Optional: Removing Passwords Over or Under a Specific Length
One easy way to see if there are any garbage lines in the file is to output lines that are longer than a specific length. Users typically don’t have 20 character passwords, but some garbage lines can be that long. To determine whether or not I need to manually clean up the password list.
awk 'length>20' antipublic_pwu.txt
This command should be very telling quite quickly in regard to if or not garbage lines exist in the deduplicated file. An optional step would be to use the same command to cut out any lines that are over a certain number of characters. A lot of times these dumps contain long lines of garbage, lines of hex, random characters combined with email addresses all on one line after the delimiter, etc. The following example outputs only lines with less than 24 characters to standard out, and redirects only those lines to antipublic_pwul24.txt.
awk 'length<24' antipublic_pwu.txt > antipublic_pwul24.txt
This further reduces the size of my file, taking it from 7.3GB down to 5.0GB.
Splitting Large Word Lists for Easier Editing
If manually cleaning up the remaining file is necessary (and it usually is), this can most easily be accomplished by splitting the file into smaller chunks. The following command will split the file up in to 1GB chunks:
split -b 1000M antipublic_pwul24.txt
The result of this command is several 1GB files called “xaa,” “xab,” “xac,” etc. Each of these files can then be edited using a text editor like Sublime, which I’ve found is one of the best GUI text editors for editing large files. I prefer GUI editors when cleaning up these large databases, since scrolling through huge files is much easier with a mouse than with arrow keys, especially if your mouse has a freewheeling wheel (one that just spins forever like a fidget spinner if you give it a good push, versus clicking). Sublime is very quick to open 1GB files, and does so on my laptop in less than 20 seconds.

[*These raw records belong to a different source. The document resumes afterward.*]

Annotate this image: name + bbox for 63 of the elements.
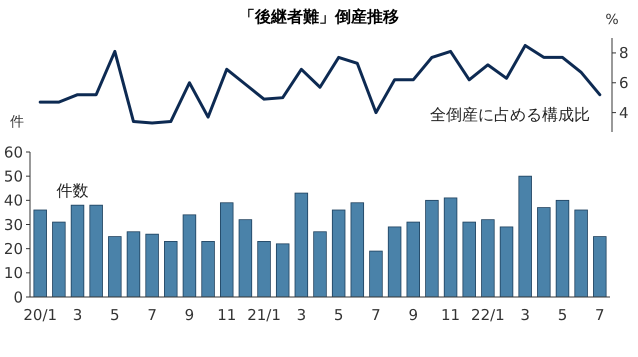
bar (537, 207, 551, 298)
bar (33, 210, 47, 298)
bar (89, 204, 103, 298)
x-tick-label: 5 (334, 306, 344, 324)
bar (220, 202, 234, 298)
x-tick-label: 7 (147, 306, 157, 324)
y-tick-label: 20 (4, 240, 23, 258)
y-tick-label: 50 (4, 167, 23, 186)
bar (52, 222, 66, 298)
bar (257, 241, 271, 298)
bar (313, 231, 327, 298)
bar (369, 250, 383, 298)
x-tick-label: 20/1 (23, 306, 58, 324)
bar (201, 241, 215, 298)
bar (276, 243, 290, 298)
x-tick-label: 3 (72, 306, 82, 324)
y-tick-label: 40 (4, 192, 23, 210)
bar (500, 226, 514, 298)
bar (406, 222, 420, 298)
bar (481, 219, 495, 298)
bar (462, 222, 476, 298)
x-tick-label: 7 (595, 306, 605, 324)
bar (350, 202, 364, 298)
y-tick-label: 10 (4, 264, 23, 282)
bar (332, 210, 346, 298)
y-axis-title: 件 (10, 114, 24, 130)
line-series (38, 44, 602, 125)
chart-title: 「後継者難」倒産推移 (239, 7, 399, 26)
x-tick-label: 9 (184, 306, 194, 324)
bar (108, 236, 122, 298)
bar (593, 236, 607, 298)
x-tick-label: 7 (371, 306, 381, 324)
y-tick-label: 60 (4, 143, 23, 162)
x-tick-label: 3 (520, 306, 530, 324)
bar (518, 176, 532, 298)
annotation: 全倒産に占める構成比 (430, 105, 590, 124)
bar (126, 231, 140, 298)
x-tick-label: 11 (217, 306, 236, 324)
bar (182, 214, 196, 298)
bar (294, 192, 308, 298)
x-tick-label: 21/1 (247, 306, 281, 324)
x-tick-label: 5 (110, 306, 120, 324)
y-tick-label: 0 (13, 288, 23, 306)
x-tick-label: 11 (441, 306, 460, 324)
y-axis-title: % (605, 12, 619, 28)
bar (238, 219, 252, 298)
x-tick-label: 5 (558, 306, 568, 324)
bar (556, 200, 570, 298)
y-tick-label: 30 (4, 216, 23, 234)
bar (444, 198, 458, 298)
annotation: 件数 (56, 181, 89, 200)
y-tick-label: 4 (619, 104, 629, 122)
x-tick-label: 9 (408, 306, 418, 324)
y-tick-label: 8 (619, 44, 629, 62)
bar (70, 204, 84, 298)
bar (145, 234, 159, 298)
x-tick-label: 3 (296, 306, 306, 324)
y-tick-label: 6 (619, 74, 629, 92)
bar (388, 226, 402, 298)
bar (574, 210, 588, 298)
bar (164, 241, 178, 298)
bar (425, 200, 439, 298)
x-tick-label: 22/1 (471, 306, 505, 324)
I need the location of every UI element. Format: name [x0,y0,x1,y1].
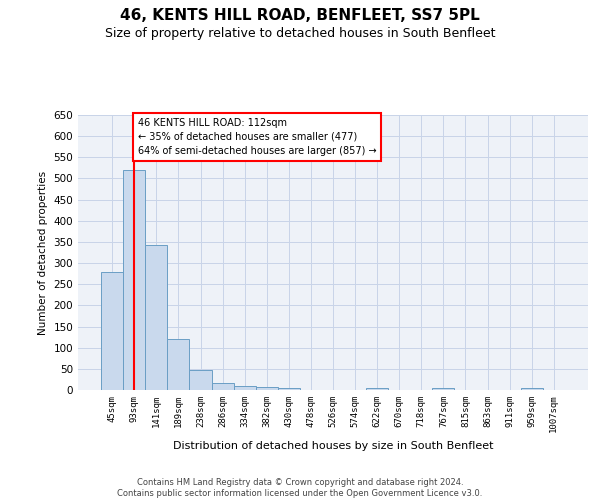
X-axis label: Distribution of detached houses by size in South Benfleet: Distribution of detached houses by size … [173,441,493,451]
Bar [167,339,190,390]
Bar [190,370,212,390]
Bar [366,388,388,390]
Bar [521,388,543,390]
Text: 46, KENTS HILL ROAD, BENFLEET, SS7 5PL: 46, KENTS HILL ROAD, BENFLEET, SS7 5PL [120,8,480,22]
Bar [212,383,233,390]
Bar [278,388,300,390]
Bar [256,386,278,390]
Text: 46 KENTS HILL ROAD: 112sqm
← 35% of detached houses are smaller (477)
64% of sem: 46 KENTS HILL ROAD: 112sqm ← 35% of deta… [137,118,376,156]
Bar [123,170,145,390]
Bar [233,386,256,390]
Text: Contains HM Land Registry data © Crown copyright and database right 2024.
Contai: Contains HM Land Registry data © Crown c… [118,478,482,498]
Bar [433,388,454,390]
Y-axis label: Number of detached properties: Number of detached properties [38,170,48,334]
Bar [101,272,123,390]
Text: Size of property relative to detached houses in South Benfleet: Size of property relative to detached ho… [105,28,495,40]
Bar [145,245,167,390]
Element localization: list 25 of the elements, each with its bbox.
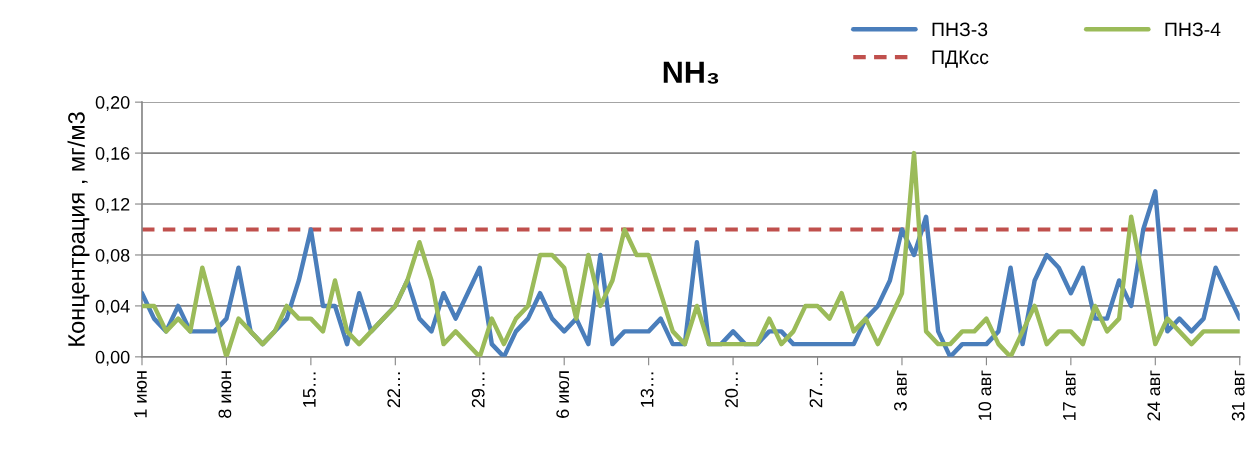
x-tick-label: 15…	[303, 372, 316, 407]
x-tick-label: 1 июн	[134, 371, 147, 418]
x-tick-label: 27…	[809, 372, 823, 408]
y-tick-label: 0,16	[95, 147, 130, 162]
legend-label: ПНЗ-4	[1165, 22, 1221, 37]
x-tick-label: 6 июл	[556, 371, 570, 418]
x-tick-label: 8 июн	[218, 371, 232, 418]
x-tick-label: 22…	[387, 372, 400, 408]
chart-title: NH₃	[663, 61, 719, 84]
x-tick-label: 20…	[725, 372, 738, 408]
x-tick-label: 17 авг	[1063, 370, 1076, 420]
y-tick-label: 0,08	[95, 248, 130, 264]
y-tick-label: 0,20	[95, 96, 130, 111]
x-tick-label: 31 авг	[1231, 370, 1245, 421]
x-tick-label: 29…	[471, 372, 485, 408]
x-tick-label: 13…	[640, 372, 654, 407]
x-tick-label: 3 авг	[894, 370, 907, 411]
legend-label: ПДКсс	[932, 50, 989, 68]
y-axis-title: Концентрация , мг/м3	[67, 112, 90, 346]
y-tick-label: 0,04	[95, 299, 130, 315]
x-tick-label: 10 авг	[978, 370, 992, 420]
y-tick-label: 0,00	[95, 350, 130, 366]
legend-label: ПНЗ-3	[932, 22, 988, 37]
x-tick-label: 24 авг	[1147, 370, 1161, 421]
y-tick-label: 0,12	[95, 197, 130, 213]
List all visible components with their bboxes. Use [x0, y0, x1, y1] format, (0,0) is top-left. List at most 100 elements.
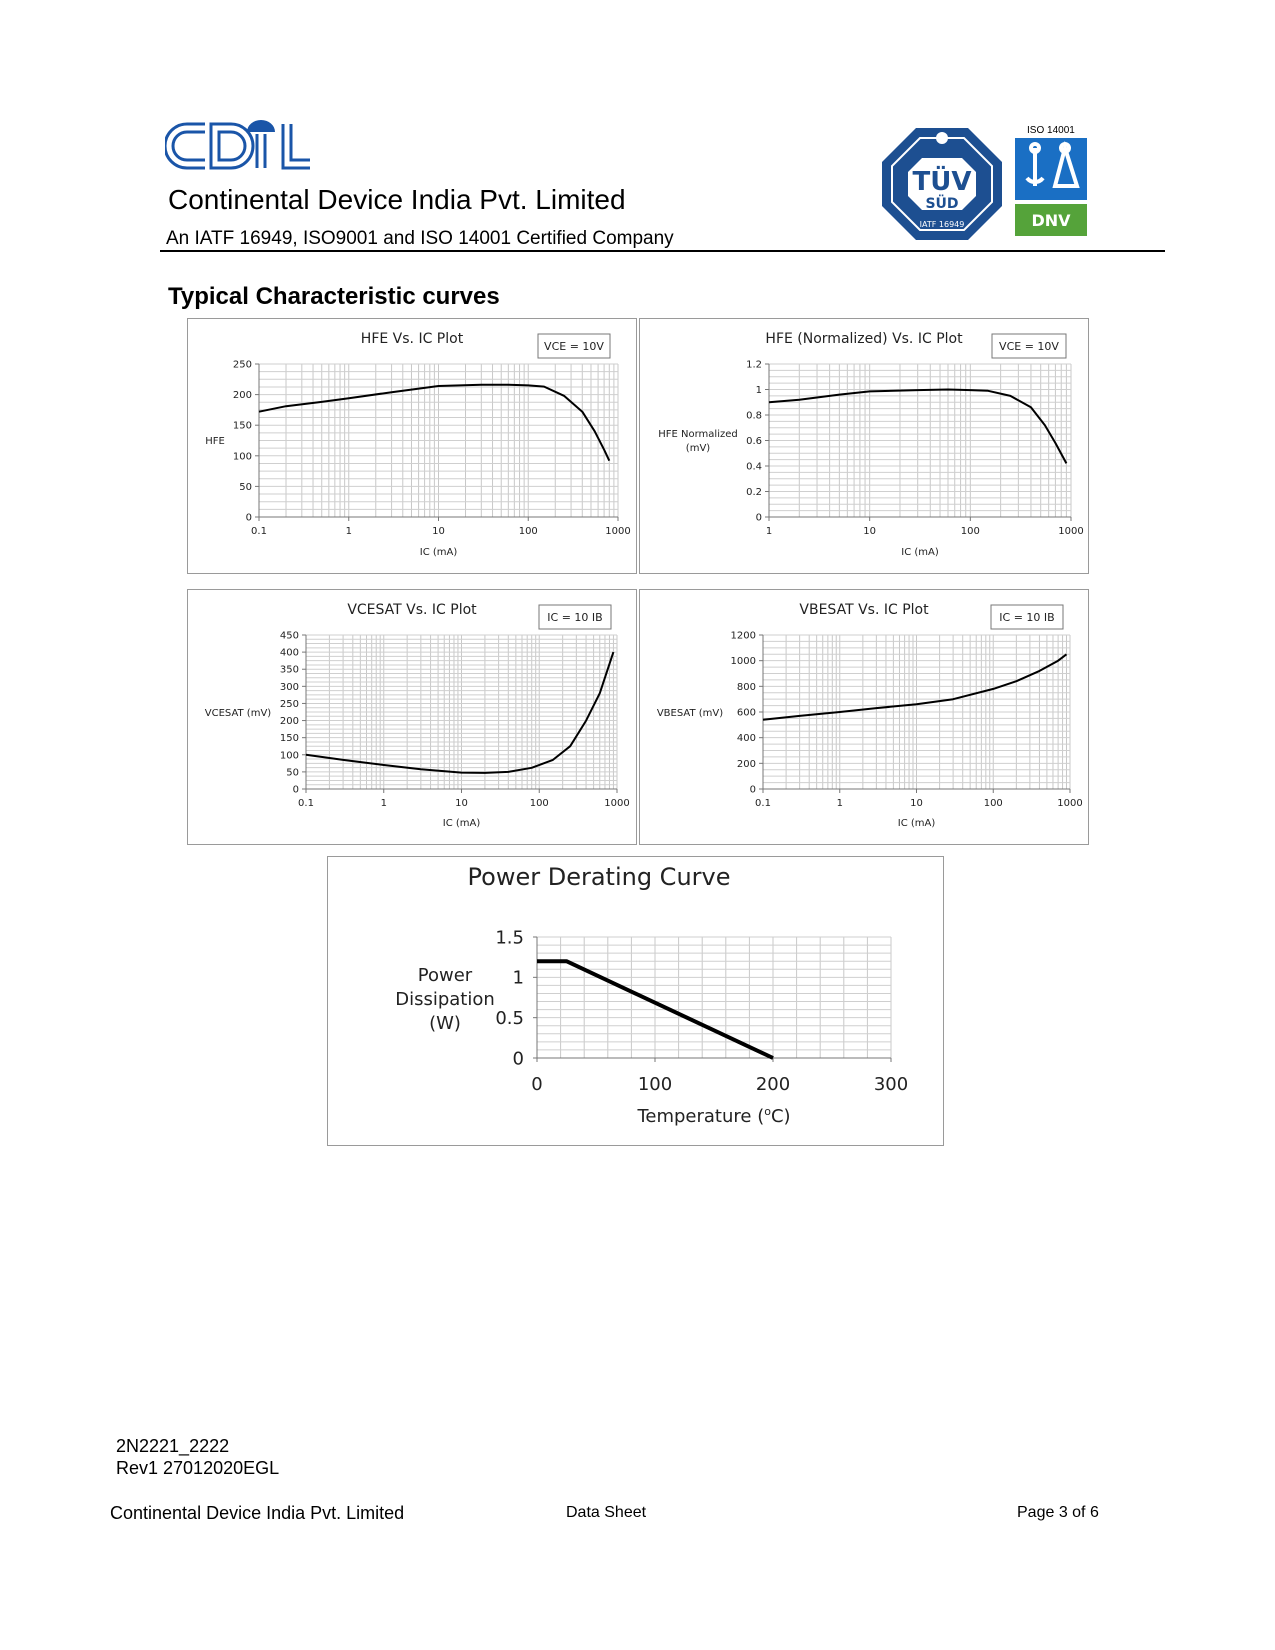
- y-tick-label: 0: [756, 513, 762, 524]
- series-line: [258, 383, 611, 462]
- footer-doc-type: Data Sheet: [566, 1504, 647, 1521]
- series-line: [305, 651, 615, 774]
- condition-label: VCE = 10V: [544, 340, 604, 353]
- certification-line: An IATF 16949, ISO9001 and ISO 14001 Cer…: [166, 228, 674, 249]
- y-tick-label: 1200: [731, 631, 756, 642]
- x-axis-label: IC (mA): [898, 818, 936, 829]
- x-tick-label: 10: [432, 526, 445, 537]
- x-axis-label: IC (mA): [420, 547, 458, 558]
- y-tick-label: 0: [513, 1048, 524, 1069]
- x-tick-label: 1: [766, 526, 772, 537]
- condition-box: [537, 333, 611, 359]
- tuv-badge-mid: SÜD: [925, 194, 958, 212]
- y-tick-label: 50: [239, 482, 252, 493]
- y-tick-label: 300: [280, 682, 299, 693]
- x-tick-label: 1: [346, 526, 352, 537]
- x-tick-label: 1: [837, 798, 843, 809]
- condition-label: IC = 10 IB: [999, 611, 1054, 624]
- part-number: 2N2221_2222: [116, 1436, 230, 1456]
- chart-title: HFE Vs. IC Plot: [361, 331, 464, 347]
- y-tick-label: 150: [233, 421, 252, 432]
- x-tick-label: 1: [381, 798, 387, 809]
- x-tick-label: 1000: [605, 526, 630, 537]
- section-title: Typical Characteristic curves: [168, 283, 500, 310]
- revision: Rev1 27012020EGL: [116, 1458, 280, 1478]
- x-tick-label: 10: [455, 798, 468, 809]
- chart-hfe-svg: 0.1 1 10 100 1000 0 50 100 150 200 250 HFE Vs. IC P…: [205, 331, 631, 558]
- chart-vbesat-svg: 0.1 1 10 100 1000 0 200 400 600 800 1000 1200 VBESAT…: [657, 602, 1083, 829]
- y-tick-label: 600: [737, 708, 756, 719]
- chart-panel-vcesat: 0.1 1 10 100 1000 0 50 100 150 200 250 300 350 400 450…: [187, 589, 637, 845]
- chart-panel-hfe-normalized: 1 10 100 1000 0 0.2 0.4 0.6 0.8 1 1.2 HFE (Normaliz…: [639, 318, 1089, 574]
- iso-label: ISO 14001: [1027, 125, 1075, 136]
- y-tick-label: 1: [513, 968, 524, 989]
- x-tick-label: 0.1: [755, 798, 771, 809]
- y-tick-label: 0: [750, 785, 756, 796]
- y-axis-label: Dissipation: [395, 989, 495, 1010]
- y-tick-label: 0.5: [495, 1008, 524, 1029]
- series-line: [768, 388, 1068, 464]
- y-tick-label: 0.8: [746, 411, 762, 422]
- x-axis-label: IC (mA): [443, 818, 481, 829]
- cdil-logo: [165, 120, 310, 170]
- x-tick-label: 0.1: [251, 526, 267, 537]
- chart-title: Power Derating Curve: [468, 863, 731, 891]
- series-line: [537, 959, 774, 1060]
- chart-panel-power-derating: 0 100 200 300 0 0.5 1 1.5 Power Derating Curve Te…: [327, 856, 944, 1146]
- y-tick-label: 1.2: [746, 360, 762, 371]
- y-tick-label: 250: [233, 360, 252, 371]
- x-tick-label: 10: [863, 526, 876, 537]
- company-name: Continental Device India Pvt. Limited: [168, 184, 626, 215]
- y-tick-label: 250: [280, 699, 299, 710]
- y-axis-label: (W): [429, 1013, 461, 1034]
- x-tick-label: 10: [910, 798, 923, 809]
- y-tick-label: 100: [280, 750, 299, 761]
- x-tick-label: 100: [530, 798, 549, 809]
- y-tick-label: 0: [246, 513, 252, 524]
- condition-box: [991, 333, 1067, 359]
- x-tick-label: 300: [874, 1074, 908, 1095]
- y-tick-label: 0.6: [746, 436, 762, 447]
- x-tick-label: 100: [984, 798, 1003, 809]
- header-divider: [160, 250, 1165, 252]
- y-tick-label: 150: [280, 733, 299, 744]
- y-axis-label: HFE Normalized: [658, 429, 737, 440]
- y-tick-label: 1000: [731, 656, 756, 667]
- dnv-badge: DNV: [1015, 138, 1087, 236]
- y-tick-label: 100: [233, 451, 252, 462]
- y-tick-label: 450: [280, 631, 299, 642]
- chart-title: VBESAT Vs. IC Plot: [799, 602, 929, 618]
- y-tick-label: 0.4: [746, 462, 762, 473]
- footer-page: Page 3 of 6: [1017, 1504, 1099, 1521]
- y-tick-label: 1.5: [495, 927, 524, 948]
- x-tick-label: 200: [756, 1074, 790, 1095]
- x-tick-label: 1000: [604, 798, 629, 809]
- footer-company: Continental Device India Pvt. Limited: [110, 1503, 405, 1523]
- chart-panel-vbesat: 0.1 1 10 100 1000 0 200 400 600 800 1000 1200 VBESAT…: [639, 589, 1089, 845]
- y-tick-label: 200: [280, 716, 299, 727]
- x-tick-label: 100: [961, 526, 980, 537]
- y-axis-label: HFE: [205, 436, 225, 447]
- y-tick-label: 0.2: [746, 487, 762, 498]
- condition-label: IC = 10 IB: [547, 611, 602, 624]
- y-axis-label: VCESAT (mV): [205, 708, 272, 719]
- y-tick-label: 400: [737, 733, 756, 744]
- y-tick-label: 0: [293, 785, 299, 796]
- y-axis-label: (mV): [686, 443, 710, 454]
- tuv-sud-badge: TÜV SÜD IATF 16949: [882, 128, 1002, 240]
- x-axis-label: IC (mA): [901, 547, 939, 558]
- chart-vcesat-svg: 0.1 1 10 100 1000 0 50 100 150 200 250 300 350 400 450…: [205, 602, 630, 829]
- y-tick-label: 800: [737, 682, 756, 693]
- x-tick-label: 100: [519, 526, 538, 537]
- x-tick-label: 0: [531, 1074, 542, 1095]
- condition-label: VCE = 10V: [999, 340, 1059, 353]
- y-tick-label: 200: [233, 390, 252, 401]
- dnv-label: DNV: [1031, 211, 1071, 230]
- y-tick-label: 200: [737, 759, 756, 770]
- x-axis-label: Temperature (oC): [636, 1105, 790, 1127]
- x-tick-label: 1000: [1058, 526, 1083, 537]
- chart-hfe-normalized-svg: 1 10 100 1000 0 0.2 0.4 0.6 0.8 1 1.2 HFE (Normaliz…: [658, 331, 1083, 558]
- tuv-badge-bottom: IATF 16949: [920, 220, 965, 229]
- chart-power-derating-svg: 0 100 200 300 0 0.5 1 1.5 Power Derating Curve Te…: [395, 863, 908, 1127]
- y-axis-label: VBESAT (mV): [657, 708, 723, 719]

If your password files contain null bytes, and you’re using Sublime to edit them, you may see nothing but hexadecimal format when you open the files. This is because if a file contains a null byte, Sublime will by default assume the file is to be opened in hex format. To keep Sublime from doing this, go to Preferences > Settings and in the right pane between the brackets, add the the following line, press CTRL+S to save the file, and restart Sublime.
Keep in mind that when you open a text file, the entire contents of the file is loaded in to RAM. If you are going to work with 1GB files, make sure you have 1GB of free RAM to work with. If you don’t, you may have to split the file in to smaller chunks.
Bonus: Removing HEX and “Junk” Characters
After combining several of these lists, I found that several editors and even command line commands like less and tail would display word lists as “garbage.” This is likely because of unprintable characters contained within certain lists that I was combining together that would trick certain applications in to thinking that the file was a binary file.
Since we know our word lists aren’t binary files, the following command will strip all of the junk out of a file called “foo” and output all of the printable ascii characters in to a file called “bar.”
tr -cd '\11\12\15\40-\176' < foo > bar
This command executes very quickly and will save you a lot of time if you’re trying to manually identify and remove these characters from large text files. Thanks so much to Alvin Alexander for this information.